Everyone always thinks they’re the good guy. Often times they’re not. This is the biggest theme I noticed, adding weight to the mythological tales of bloodshed. Those who carry blades always think they have a great reason to kill somebody and then they always find out new information. After they’ve been on the road together for some time Manji tells Rin about his life. We thought we already knew his backstory from that black and white prologue, but now he gives us more context that makes it murkier. It seems like every time he mentions killing somebody it’s followed by a “but…” and a dramatic pause before he tells us what he later found out that made the killing not so righteous. (Everyone I know has a big “but…”. Let’s talk about your big “but…”).
When Rin finally comes face to face with her hated foe Kagehisa he tells her his backstory, the injustice he was avenging that led to killing her family, and all the sudden she thinks he has a pretty good point and she’s hesitant about killing him. She doesn’t know what the fuck to do. This even leads to a glorious third act battle (SPOILER for glorious third act battle) with our immortal bodyguard, our little girl and our heinous villain all fighting together against the army, the government, The Man. A thrilling turn of events.
But Kagehisa represents a change in the samurai code, a push for more vicious fighting, and considering what we have learned about “but…”s, this is a problem. It will lead to more misunderstandings, more mistakes, more tragedies that must be avenged, more fuel for the perpetual engine of killing.
An odd cultural thing about this movie is that much of the cast are pop stars. It was a disappointment at the Japanese box office, and screenwriter Tetsuya Oishi (DEATH NOTE) thought it might’ve been because the guy who plays Manji’s boy band had broken up. Can you imagine an American movie starring a bunch of teen stars fuckin massacring the shit out of each other, and nobody thinks it’s weird? The world is an interesting place.
I read the wikipedia on the manga, and it sounds like at least plotwise the movie is very faithful. A weird thing though is the basic premise of the original story: he has to kill 1,000 evil souls to become mortal again. Somehow I didn’t catch that in the movie. Instead he seems to brood about his inability to die, and then to worry when a poison that affects the bloodworms seems to change that. He wants to finish helping his symbolic little sister before he’s done. But the 1,000 souls thing must be in there, I must’ve missed it, because the tagline on the Blu-Ray cover is “HE WILL TAKE 1,000 LIVES TO PROTECT ONE” and then there are hashmarks all over the background. (Then again, becoming mortal again wouldn’t protect her life. Hmmm…)

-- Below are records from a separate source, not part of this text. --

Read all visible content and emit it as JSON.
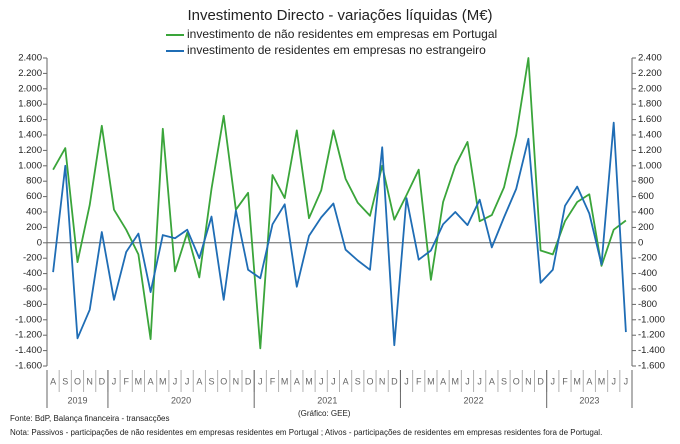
{
  "chart_data": {
    "type": "line",
    "title": "Investimento Directo - variações líquidas (M€)",
    "categories": [
      "A",
      "S",
      "O",
      "N",
      "D",
      "J",
      "F",
      "M",
      "A",
      "M",
      "J",
      "J",
      "A",
      "S",
      "O",
      "N",
      "D",
      "J",
      "F",
      "M",
      "A",
      "M",
      "J",
      "J",
      "A",
      "S",
      "O",
      "N",
      "D",
      "J",
      "F",
      "M",
      "A",
      "M",
      "J",
      "J",
      "A",
      "S",
      "O",
      "N",
      "D",
      "J",
      "F",
      "M",
      "A",
      "M",
      "J",
      "J"
    ],
    "year_labels": [
      "2019",
      "2020",
      "2021",
      "2022",
      "2023"
    ],
    "series": [
      {
        "name": "investimento de não residentes em empresas em Portugal",
        "color": "#3aa53a",
        "values": [
          950,
          1230,
          -250,
          490,
          1520,
          430,
          170,
          -150,
          -1250,
          1480,
          -370,
          130,
          -450,
          700,
          1650,
          430,
          650,
          -1370,
          880,
          580,
          1460,
          320,
          680,
          1460,
          830,
          520,
          350,
          1000,
          300,
          620,
          950,
          -480,
          530,
          1000,
          1310,
          280,
          360,
          720,
          1400,
          2400,
          -100,
          -150,
          280,
          530,
          630,
          -300,
          170,
          290
        ]
      },
      {
        "name": "investimento de residentes em empresas no estrangeiro",
        "color": "#1f6db5",
        "values": [
          -380,
          1000,
          -1240,
          -870,
          140,
          -740,
          -120,
          120,
          -640,
          100,
          60,
          170,
          -200,
          340,
          -740,
          420,
          -350,
          -460,
          240,
          500,
          -570,
          90,
          330,
          510,
          -90,
          -230,
          -350,
          1240,
          -1330,
          580,
          -220,
          -100,
          240,
          400,
          230,
          560,
          -60,
          330,
          700,
          1350,
          -520,
          -350,
          480,
          730,
          380,
          -280,
          1560,
          -1160
        ]
      }
    ],
    "ylim": [
      -1600,
      2400
    ],
    "yticks": [
      {
        "value": -1600,
        "label": "-1.600"
      },
      {
        "value": -1400,
        "label": "-1.400"
      },
      {
        "value": -1200,
        "label": "-1.200"
      },
      {
        "value": -1000,
        "label": "-1.000"
      },
      -800,
      -600,
      -400,
      -200,
      0,
      200,
      400,
      600,
      800,
      {
        "value": 1000,
        "label": "1.000"
      },
      {
        "value": 1200,
        "label": "1.200"
      },
      {
        "value": 1400,
        "label": "1.400"
      },
      {
        "value": 1600,
        "label": "1.600"
      },
      {
        "value": 1800,
        "label": "1.800"
      },
      {
        "value": 2000,
        "label": "2.000"
      },
      {
        "value": 2200,
        "label": "2.200"
      },
      {
        "value": 2400,
        "label": "2.400"
      }
    ],
    "y2lim": [
      -1600,
      2400
    ],
    "y2ticks": [
      {
        "value": -1600,
        "label": "-1.600"
      },
      {
        "value": -1400,
        "label": "-1.400"
      },
      {
        "value": -1200,
        "label": "-1.200"
      },
      {
        "value": -1000,
        "label": "-1.000"
      },
      -800,
      -600,
      -400,
      -200,
      0,
      200,
      400,
      600,
      800,
      {
        "value": 1000,
        "label": "1.000"
      },
      {
        "value": 1200,
        "label": "1.200"
      },
      {
        "value": 1400,
        "label": "1.400"
      },
      {
        "value": 1600,
        "label": "1.600"
      },
      {
        "value": 1800,
        "label": "1.800"
      },
      {
        "value": 2000,
        "label": "2.000"
      },
      {
        "value": 2200,
        "label": "2.200"
      },
      {
        "value": 2400,
        "label": "2.400"
      }
    ],
    "grid": false,
    "source": "Fonte: BdP, Balança financeira - transacções",
    "credit": "(Gráfico: GEE)",
    "note": "Nota: Passivos - participações de não residentes em empresas residentes em Portugal ; Ativos - participações de residentes em empresas residentes fora de Portugal."
  }
}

Anyway they must’ve had to encapsulate alot. The only part that felt a little rushed to me was when they team up with some bounty hunters called the Mugai-ryu and those guys quickly turn against him. But it works. They’re all trying to ambush somebody they think is Kagehisa in disguise, but it turns out to be a prostitute hired as a decoy, and this guy Shira (Hayato Ichihara, JU-ON 2) tries to rape her. Rin intervenes, so he just starts punching the little girl. It’s fucked up! That is a bad person.

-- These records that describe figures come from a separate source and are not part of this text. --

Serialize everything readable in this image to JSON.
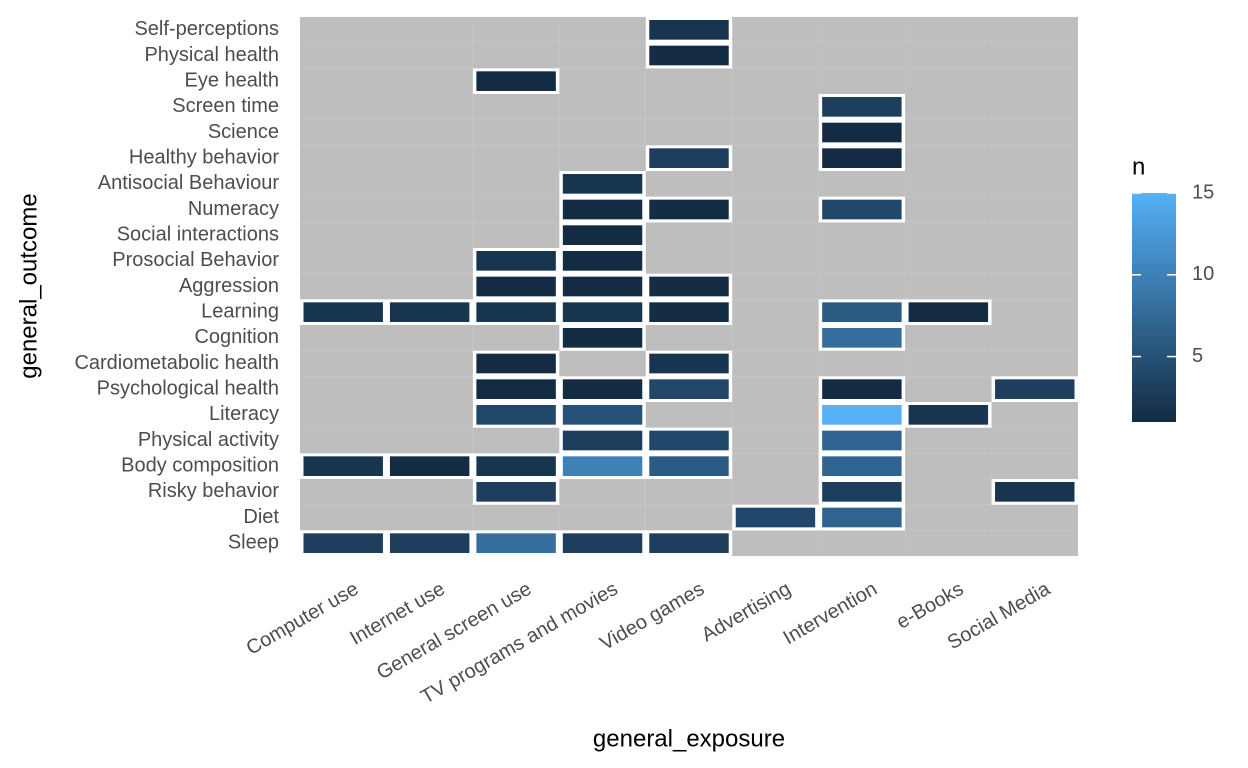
{
  "chart_data": {
    "type": "heatmap",
    "x_label": "general_exposure",
    "y_label": "general_outcome",
    "x": [
      "Computer use",
      "Internet use",
      "General screen use",
      "TV programs and movies",
      "Video games",
      "Advertising",
      "Intervention",
      "e-Books",
      "Social Media"
    ],
    "y": [
      "Sleep",
      "Diet",
      "Risky behavior",
      "Body composition",
      "Physical activity",
      "Literacy",
      "Psychological health",
      "Cardiometabolic health",
      "Cognition",
      "Learning",
      "Aggression",
      "Prosocial Behavior",
      "Social interactions",
      "Numeracy",
      "Antisocial Behaviour",
      "Healthy behavior",
      "Science",
      "Screen time",
      "Eye health",
      "Physical health",
      "Self-perceptions"
    ],
    "values": [
      [
        3,
        3,
        8,
        3,
        3,
        null,
        null,
        null,
        null
      ],
      [
        null,
        null,
        null,
        null,
        null,
        4,
        7,
        null,
        null
      ],
      [
        null,
        null,
        3,
        null,
        null,
        null,
        3,
        null,
        2
      ],
      [
        2,
        1,
        2,
        10,
        6,
        null,
        7,
        null,
        null
      ],
      [
        null,
        null,
        null,
        3,
        4,
        null,
        7,
        null,
        null
      ],
      [
        null,
        null,
        4,
        5,
        null,
        null,
        15,
        2,
        null
      ],
      [
        null,
        null,
        1,
        1,
        4,
        null,
        1,
        null,
        3
      ],
      [
        null,
        null,
        1,
        null,
        2,
        null,
        null,
        null,
        null
      ],
      [
        null,
        null,
        null,
        1,
        null,
        null,
        8,
        null,
        null
      ],
      [
        2,
        2,
        2,
        2,
        1,
        null,
        6,
        1,
        null
      ],
      [
        null,
        null,
        1,
        1,
        1,
        null,
        null,
        null,
        null
      ],
      [
        null,
        null,
        2,
        1,
        null,
        null,
        null,
        null,
        null
      ],
      [
        null,
        null,
        null,
        1,
        null,
        null,
        null,
        null,
        null
      ],
      [
        null,
        null,
        null,
        1,
        1,
        null,
        4,
        null,
        null
      ],
      [
        null,
        null,
        null,
        2,
        null,
        null,
        null,
        null,
        null
      ],
      [
        null,
        null,
        null,
        null,
        3,
        null,
        1,
        null,
        null
      ],
      [
        null,
        null,
        null,
        null,
        null,
        null,
        1,
        null,
        null
      ],
      [
        null,
        null,
        null,
        null,
        null,
        null,
        3,
        null,
        null
      ],
      [
        null,
        null,
        1,
        null,
        null,
        null,
        null,
        null,
        null
      ],
      [
        null,
        null,
        null,
        null,
        1,
        null,
        null,
        null,
        null
      ],
      [
        null,
        null,
        null,
        null,
        2,
        null,
        null,
        null,
        null
      ]
    ],
    "legend_title": "n",
    "legend": "right",
    "clim": [
      1,
      15
    ],
    "cticks": [
      5,
      10,
      15
    ],
    "low_color": "#132B43",
    "high_color": "#56B1F7",
    "empty_color": "#bebebe"
  }
}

It reminds me of AZUMI, another movie with the types of stories of honor and revenge that I love from samurai stories but with hugely exaggerated battles thanks to its manga origins. A world where one person can take on a hundred while dreaming of a world where they don’t have to take on any.
March 13th, 2018 at 1:53 pm
Looking forward to this one. I enjoyed the comic back in the ’90s. Miike is hit and miss with me but when I’m on his wavelength, it’s a good time.
Only reason I haven’t seen this is because I was tipped off it’ll be on Hulu this Thursday or Friday.